OIG has long recognized that patient assistance programs (“PAPs”), including programs sponsored predominantly by drug manufacturers, can provide important safety net assistance to patients, especially patients who cannot afford their cost-sharing obligations for prescription drugs. OIG also recognizes that prescription drug costs have increased dramatically in recent years, exacerbating this financial challenge for some patients. OIG supports efforts of charitable organizations and others to assist financially needy beneficiaries, as long as the assistance is provided in a manner that does not run afoul of the Federal anti-kickback statute or other laws. PAPs organized by purportedly independent charitable organizations, which OIG has in the past referred to as “independent charity PAPs,” can provide meaningful and important safety net assistance to patients with financial need. Nevertheless, independent charity PAPs that rely heavily on donations from pharmaceutical manufacturers present significant fraud and abuse risks. OIG has consistently warned that, in order to reduce fraud and abuse risks, independent charity PAPs should be independent of pharmaceutical manufacturer influence and “not function as a conduit for payments by the pharmaceutical manufacturer to patients.”

In recent years, OIG’s substantial enforcement experience, various OIG appraisals of the administration of the Medicare Part D program, increasing drug prices, and recent peer-reviewed economic analyses have amplified our understanding of how these PAPs operate and the risks they pose to Federal health care programs. Our enforcement experience involving the “independent charity PAP” model reinforces that the model both implicates the Federal antikickback statute and is susceptible to abuse. The risks OIG has identified in connection with cost-sharing subsidies funded by manufacturers include: the potential for improperly increased drug prices, which could result in improperly increased costs to Federal health care programs and certain patients; the possible steering of Part D enrollees to certain drugs, which could result in enrollees taking drugs that are not as safe and efficacious for them as other drugs; and the prospect of anti-competitive effects.
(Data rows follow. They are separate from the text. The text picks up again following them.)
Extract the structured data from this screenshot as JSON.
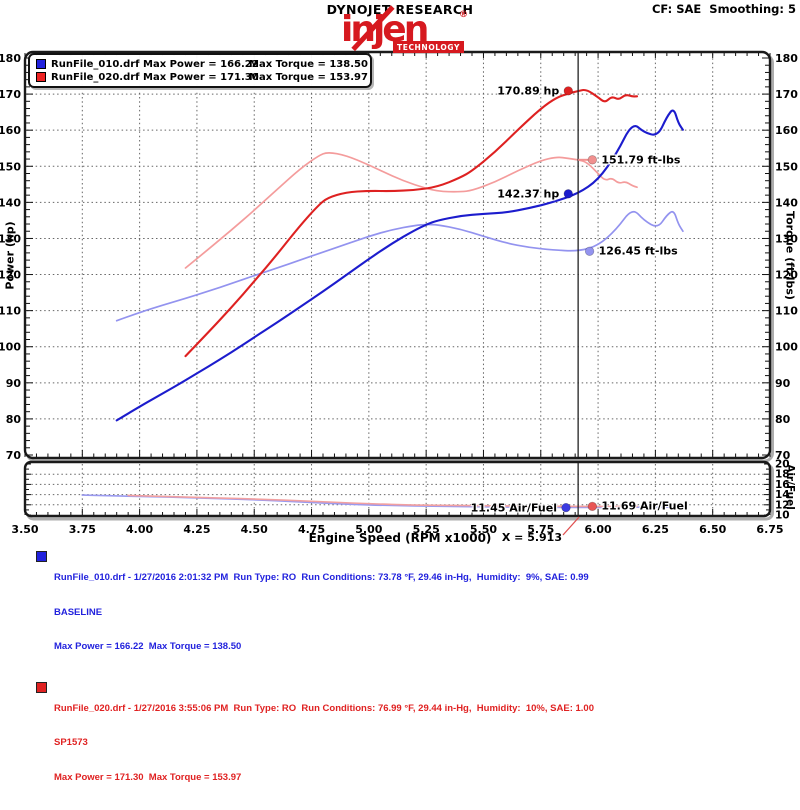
{
  "header": {
    "title": "DYNOJET RESEARCH",
    "correction": "CF: SAE  Smoothing: 5",
    "logo": {
      "word": "injen",
      "registered": "®",
      "sub": "TECHNOLOGY"
    }
  },
  "legend": {
    "rows": [
      {
        "file_power": "RunFile_010.drf Max Power = 166.22",
        "torque": "Max Torque = 138.50",
        "color": "#2222dd"
      },
      {
        "file_power": "RunFile_020.drf Max Power = 171.30",
        "torque": "Max Torque = 153.97",
        "color": "#ee2222"
      }
    ]
  },
  "axes": {
    "x_label": "Engine Speed (RPM x1000)",
    "y_left_label": "Power (hp)",
    "y_right_label": "Torque (ft-lbs)",
    "af_label": "Air/Fuel"
  },
  "cursor": {
    "label": "X = 5.913",
    "x": 5.913
  },
  "annotations": [
    {
      "text": "170.89 hp",
      "chart": "main",
      "rpm": 5.87,
      "value": 170.89,
      "side": "left",
      "color": "#de2121"
    },
    {
      "text": "151.79 ft-lbs",
      "chart": "main",
      "rpm": 5.975,
      "value": 151.79,
      "side": "right",
      "color": "#f0908f",
      "leader_from": 5.913
    },
    {
      "text": "142.37 hp",
      "chart": "main",
      "rpm": 5.87,
      "value": 142.37,
      "side": "left",
      "color": "#1c1ccd"
    },
    {
      "text": "126.45 ft-lbs",
      "chart": "main",
      "rpm": 5.963,
      "value": 126.45,
      "side": "right",
      "color": "#9393ef"
    },
    {
      "text": "11.45 Air/Fuel",
      "chart": "af",
      "rpm": 5.86,
      "value": 11.45,
      "side": "left",
      "color": "#3b3be0"
    },
    {
      "text": "11.69 Air/Fuel",
      "chart": "af",
      "rpm": 5.975,
      "value": 11.69,
      "side": "right",
      "color": "#e85555"
    }
  ],
  "chart_data": [
    {
      "type": "line",
      "panel": "main",
      "x_axis": {
        "label": "Engine Speed (RPM x1000)",
        "min": 3.5,
        "max": 6.75,
        "tick_step": 0.25,
        "ticks": [
          "3.50",
          "3.75",
          "4.00",
          "4.25",
          "4.50",
          "4.75",
          "5.00",
          "5.25",
          "5.50",
          "5.75",
          "6.00",
          "6.25",
          "6.50",
          "6.75"
        ]
      },
      "y_axis": {
        "left_label": "Power (hp)",
        "right_label": "Torque (ft-lbs)",
        "min": 70,
        "max": 180,
        "ticks": [
          "180",
          "170",
          "160",
          "150",
          "140",
          "130",
          "120",
          "110",
          "100",
          "90",
          "80",
          "70"
        ]
      },
      "grid": "dotted",
      "series": [
        {
          "name": "RunFile_010 Torque",
          "color": "#9393ef",
          "width": 1.7,
          "points": [
            [
              3.9,
              107.2
            ],
            [
              4.0,
              109.5
            ],
            [
              4.1,
              111.5
            ],
            [
              4.2,
              113.4
            ],
            [
              4.3,
              115.4
            ],
            [
              4.4,
              117.5
            ],
            [
              4.5,
              119.7
            ],
            [
              4.6,
              121.8
            ],
            [
              4.7,
              124.0
            ],
            [
              4.8,
              126.2
            ],
            [
              4.9,
              128.4
            ],
            [
              5.0,
              130.6
            ],
            [
              5.1,
              132.4
            ],
            [
              5.2,
              133.6
            ],
            [
              5.252,
              133.9
            ],
            [
              5.3,
              133.8
            ],
            [
              5.4,
              132.6
            ],
            [
              5.5,
              130.6
            ],
            [
              5.6,
              128.7
            ],
            [
              5.7,
              127.5
            ],
            [
              5.8,
              126.8
            ],
            [
              5.913,
              126.45
            ],
            [
              6.0,
              128.0
            ],
            [
              6.08,
              132.5
            ],
            [
              6.15,
              138.5
            ],
            [
              6.2,
              135.0
            ],
            [
              6.26,
              132.8
            ],
            [
              6.3,
              136.5
            ],
            [
              6.33,
              137.9
            ],
            [
              6.35,
              134.0
            ],
            [
              6.37,
              132.0
            ]
          ]
        },
        {
          "name": "RunFile_020 Torque",
          "color": "#f49c9c",
          "width": 1.7,
          "points": [
            [
              4.2,
              121.8
            ],
            [
              4.3,
              127.0
            ],
            [
              4.4,
              132.3
            ],
            [
              4.5,
              137.8
            ],
            [
              4.6,
              143.6
            ],
            [
              4.7,
              149.3
            ],
            [
              4.78,
              152.9
            ],
            [
              4.82,
              153.97
            ],
            [
              4.9,
              153.0
            ],
            [
              5.0,
              150.4
            ],
            [
              5.1,
              147.3
            ],
            [
              5.2,
              144.8
            ],
            [
              5.3,
              143.0
            ],
            [
              5.4,
              142.9
            ],
            [
              5.45,
              143.3
            ],
            [
              5.55,
              145.6
            ],
            [
              5.65,
              148.8
            ],
            [
              5.75,
              151.6
            ],
            [
              5.82,
              152.6
            ],
            [
              5.87,
              152.2
            ],
            [
              5.913,
              151.79
            ],
            [
              5.95,
              151.2
            ],
            [
              6.0,
              148.0
            ],
            [
              6.03,
              146.0
            ],
            [
              6.06,
              146.8
            ],
            [
              6.09,
              145.2
            ],
            [
              6.12,
              145.8
            ],
            [
              6.15,
              144.6
            ],
            [
              6.17,
              144.2
            ]
          ]
        },
        {
          "name": "RunFile_010 Power",
          "color": "#1c1ccd",
          "width": 2.1,
          "points": [
            [
              3.9,
              79.6
            ],
            [
              4.0,
              83.4
            ],
            [
              4.1,
              87.0
            ],
            [
              4.2,
              90.7
            ],
            [
              4.3,
              94.5
            ],
            [
              4.4,
              98.4
            ],
            [
              4.5,
              102.6
            ],
            [
              4.6,
              106.7
            ],
            [
              4.7,
              111.0
            ],
            [
              4.8,
              115.3
            ],
            [
              4.9,
              119.8
            ],
            [
              5.0,
              124.3
            ],
            [
              5.1,
              128.6
            ],
            [
              5.2,
              132.3
            ],
            [
              5.252,
              133.9
            ],
            [
              5.3,
              135.0
            ],
            [
              5.4,
              136.3
            ],
            [
              5.5,
              136.8
            ],
            [
              5.6,
              137.2
            ],
            [
              5.7,
              138.4
            ],
            [
              5.8,
              140.0
            ],
            [
              5.913,
              142.4
            ],
            [
              6.0,
              146.2
            ],
            [
              6.08,
              153.4
            ],
            [
              6.15,
              162.2
            ],
            [
              6.2,
              159.4
            ],
            [
              6.26,
              158.3
            ],
            [
              6.3,
              163.7
            ],
            [
              6.33,
              166.2
            ],
            [
              6.35,
              162.0
            ],
            [
              6.37,
              160.1
            ]
          ]
        },
        {
          "name": "RunFile_020 Power",
          "color": "#de2121",
          "width": 2.1,
          "points": [
            [
              4.2,
              97.4
            ],
            [
              4.3,
              104.0
            ],
            [
              4.4,
              110.8
            ],
            [
              4.5,
              118.1
            ],
            [
              4.6,
              125.6
            ],
            [
              4.7,
              133.6
            ],
            [
              4.78,
              139.2
            ],
            [
              4.82,
              141.3
            ],
            [
              4.9,
              142.8
            ],
            [
              5.0,
              143.2
            ],
            [
              5.1,
              143.1
            ],
            [
              5.2,
              143.4
            ],
            [
              5.3,
              144.3
            ],
            [
              5.4,
              146.9
            ],
            [
              5.45,
              148.7
            ],
            [
              5.55,
              153.9
            ],
            [
              5.65,
              160.1
            ],
            [
              5.75,
              166.0
            ],
            [
              5.82,
              169.1
            ],
            [
              5.87,
              170.1
            ],
            [
              5.913,
              170.89
            ],
            [
              5.95,
              171.3
            ],
            [
              6.0,
              169.1
            ],
            [
              6.03,
              167.6
            ],
            [
              6.06,
              169.4
            ],
            [
              6.09,
              168.4
            ],
            [
              6.12,
              169.9
            ],
            [
              6.15,
              169.3
            ],
            [
              6.17,
              169.4
            ]
          ]
        }
      ]
    },
    {
      "type": "line",
      "panel": "af",
      "y_axis": {
        "label": "Air/Fuel",
        "min": 10,
        "max": 20,
        "ticks": [
          "20",
          "18",
          "16",
          "14",
          "12",
          "10"
        ]
      },
      "grid": "dotted",
      "series": [
        {
          "name": "RunFile_010 Air/Fuel",
          "color": "#9a9af0",
          "width": 1.6,
          "points": [
            [
              3.75,
              13.9
            ],
            [
              4.0,
              13.65
            ],
            [
              4.25,
              13.35
            ],
            [
              4.5,
              13.0
            ],
            [
              4.7,
              12.55
            ],
            [
              4.9,
              12.1
            ],
            [
              5.1,
              11.85
            ],
            [
              5.3,
              11.7
            ],
            [
              5.5,
              11.6
            ],
            [
              5.7,
              11.5
            ],
            [
              5.913,
              11.45
            ],
            [
              6.1,
              11.5
            ],
            [
              6.25,
              11.55
            ],
            [
              6.37,
              11.5
            ]
          ]
        },
        {
          "name": "RunFile_020 Air/Fuel",
          "color": "#f2a0a0",
          "width": 1.6,
          "points": [
            [
              3.95,
              13.85
            ],
            [
              4.25,
              13.45
            ],
            [
              4.5,
              13.15
            ],
            [
              4.75,
              12.7
            ],
            [
              5.0,
              12.2
            ],
            [
              5.2,
              11.95
            ],
            [
              5.4,
              11.85
            ],
            [
              5.6,
              11.78
            ],
            [
              5.913,
              11.69
            ],
            [
              6.0,
              11.68
            ],
            [
              6.17,
              11.7
            ]
          ]
        }
      ]
    }
  ],
  "footer": {
    "runs": [
      {
        "color": "#2222dd",
        "theme": "run-blue",
        "line1": "RunFile_010.drf - 1/27/2016 2:01:32 PM  Run Type: RO  Run Conditions: 73.78 °F, 29.46 in-Hg,  Humidity:  9%, SAE: 0.99",
        "line2": "BASELINE",
        "line3": "Max Power = 166.22  Max Torque = 138.50"
      },
      {
        "color": "#e02222",
        "theme": "run-red",
        "line1": "RunFile_020.drf - 1/27/2016 3:55:06 PM  Run Type: RO  Run Conditions: 76.99 °F, 29.44 in-Hg,  Humidity:  10%, SAE: 1.00",
        "line2": "SP1573",
        "line3": "Max Power = 171.30  Max Torque = 153.97"
      }
    ]
  }
}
From this, the Agency concluded that one such "patient assistance program" (PAP) would not be subjected to enforcement action because it is administered with enough safeguards to reduce or eliminate the possibility that grants would be used to funnel revenues back to drug manufacturers:  

First, the Disease Funds vary substantially in the proportion of funds spent to support the purchase of the donors’ drugs. Disease Funds that spend a larger proportion of their contributions to support their donors’ own drugs present a greater risk of fraud and abuse because the Disease Funds are more likely to function as conduits between their donors and patients taking their donors’ drugs. Taken as a whole, however, the Arrangement includes many of the features OIG has highlighted in the past as reducing fraud and abuse risk in independent charity PAPs, including: (i) defining Disease Funds based on established disease states; (ii) awarding assistance without regard to the treatment regimen prescribed for a particular patient; (iii) limitations on the sharing of information with donors; and (iv) application of a financial eligibility process.

Second, Requestor’s Disease Funds provide assistance to financially needy patients with rare disorders. Given the increasing cost of prescription drugs generally, Requestor’s Disease Funds provide assistance that could be highly impactful for those patients. In addition, while less than one-third of funds spent under the Arrangement support the purchase of the drugs manufactured by donors through cost-sharing subsidies, more than two-thirds of the funds spent under the Arrangement are in the form of other categories of assistance, including cost sharing for other items and services (i.e., not drugs), medical assistance, premium support, and emergency relief.